When Minnesota's wild turkey season opens Wednesday, hunters will celebrate one of the biggest wildlife success stories ever. Turkeys, a native species once exterminated here, were reintroduced in the southeast tip of the state almost 40 years ago. Since then, with the help of wildlife officials, gobblers have spread to two-thirds of the state and thrive farther north than anyone thought possible.
Those 29 birds released in Houston County in the early 1970s have become a population estimated at about 70,000.
"It really has been remarkable," said Bill Penning of the Department of Natural Resources. "Nobody in their wildest dreams in 1975, when we were releasing turkeys, thought we'd have the turkey population we have now."
For decades the DNR, with critical financial help from the National Wild Turkey Federation, trapped turkeys in their southeastern stronghold and transplanted birds ever farther away, testing the northern limits of the turkey range. The birds took hold in the southwest and north-central regions and now thrive as far north as Duluth, Park Rapids and Detroit Lakes.

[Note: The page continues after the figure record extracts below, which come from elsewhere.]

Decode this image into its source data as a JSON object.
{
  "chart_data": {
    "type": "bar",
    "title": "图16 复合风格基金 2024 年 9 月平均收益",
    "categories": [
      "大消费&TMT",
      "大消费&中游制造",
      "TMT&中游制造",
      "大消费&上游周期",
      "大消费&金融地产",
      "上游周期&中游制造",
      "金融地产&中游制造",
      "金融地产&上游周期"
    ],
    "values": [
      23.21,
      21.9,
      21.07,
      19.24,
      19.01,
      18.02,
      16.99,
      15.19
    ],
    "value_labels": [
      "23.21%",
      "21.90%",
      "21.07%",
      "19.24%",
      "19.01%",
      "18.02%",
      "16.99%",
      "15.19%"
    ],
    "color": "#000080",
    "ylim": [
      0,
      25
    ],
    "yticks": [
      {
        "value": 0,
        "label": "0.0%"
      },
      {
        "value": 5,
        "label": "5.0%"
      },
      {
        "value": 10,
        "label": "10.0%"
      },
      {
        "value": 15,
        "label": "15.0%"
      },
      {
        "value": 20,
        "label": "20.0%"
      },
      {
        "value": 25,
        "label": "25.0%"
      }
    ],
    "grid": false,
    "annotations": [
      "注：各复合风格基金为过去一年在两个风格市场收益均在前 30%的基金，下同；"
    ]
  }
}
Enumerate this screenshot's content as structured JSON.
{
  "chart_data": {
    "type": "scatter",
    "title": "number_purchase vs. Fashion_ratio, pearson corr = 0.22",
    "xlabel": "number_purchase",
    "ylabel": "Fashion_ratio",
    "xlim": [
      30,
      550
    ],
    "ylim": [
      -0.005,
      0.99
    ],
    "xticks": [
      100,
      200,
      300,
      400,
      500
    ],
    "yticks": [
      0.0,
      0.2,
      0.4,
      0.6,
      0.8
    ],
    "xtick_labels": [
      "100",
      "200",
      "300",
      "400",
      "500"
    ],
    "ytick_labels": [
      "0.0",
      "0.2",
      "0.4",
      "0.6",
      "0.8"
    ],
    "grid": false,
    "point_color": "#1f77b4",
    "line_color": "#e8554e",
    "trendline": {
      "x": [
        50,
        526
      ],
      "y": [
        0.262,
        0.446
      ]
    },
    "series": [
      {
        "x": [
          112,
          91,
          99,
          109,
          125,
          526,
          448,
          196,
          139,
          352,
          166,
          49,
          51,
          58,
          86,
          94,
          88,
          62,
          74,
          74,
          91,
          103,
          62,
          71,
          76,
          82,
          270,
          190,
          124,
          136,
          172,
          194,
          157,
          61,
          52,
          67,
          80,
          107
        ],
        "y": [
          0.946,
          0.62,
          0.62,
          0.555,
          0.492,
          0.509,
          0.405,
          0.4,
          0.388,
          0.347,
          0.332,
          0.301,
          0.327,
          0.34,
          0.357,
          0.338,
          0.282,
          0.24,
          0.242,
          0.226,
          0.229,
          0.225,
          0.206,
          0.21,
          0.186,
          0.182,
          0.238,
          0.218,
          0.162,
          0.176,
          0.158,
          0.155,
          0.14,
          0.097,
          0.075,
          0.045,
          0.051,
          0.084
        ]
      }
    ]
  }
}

"They are much more adaptable than we gave them credit for when we first started doing this," Penning said. "Our 1980 turkey plan said you need a minimum of 1,000 acres of hardwood forests to have a viable population of turkeys. We now know that's not true. All you need is a woodlot and a bunch of corn."
The DNR suspended its trap and transplant program in 2009, so barring a change, Minnesota's turkeys will determine how far north they will go and how high their population will reach.
"We think we've put birds into all of the suitable remaining habitat," Penning said. "So if turkeys want to move farther north, that's up to them."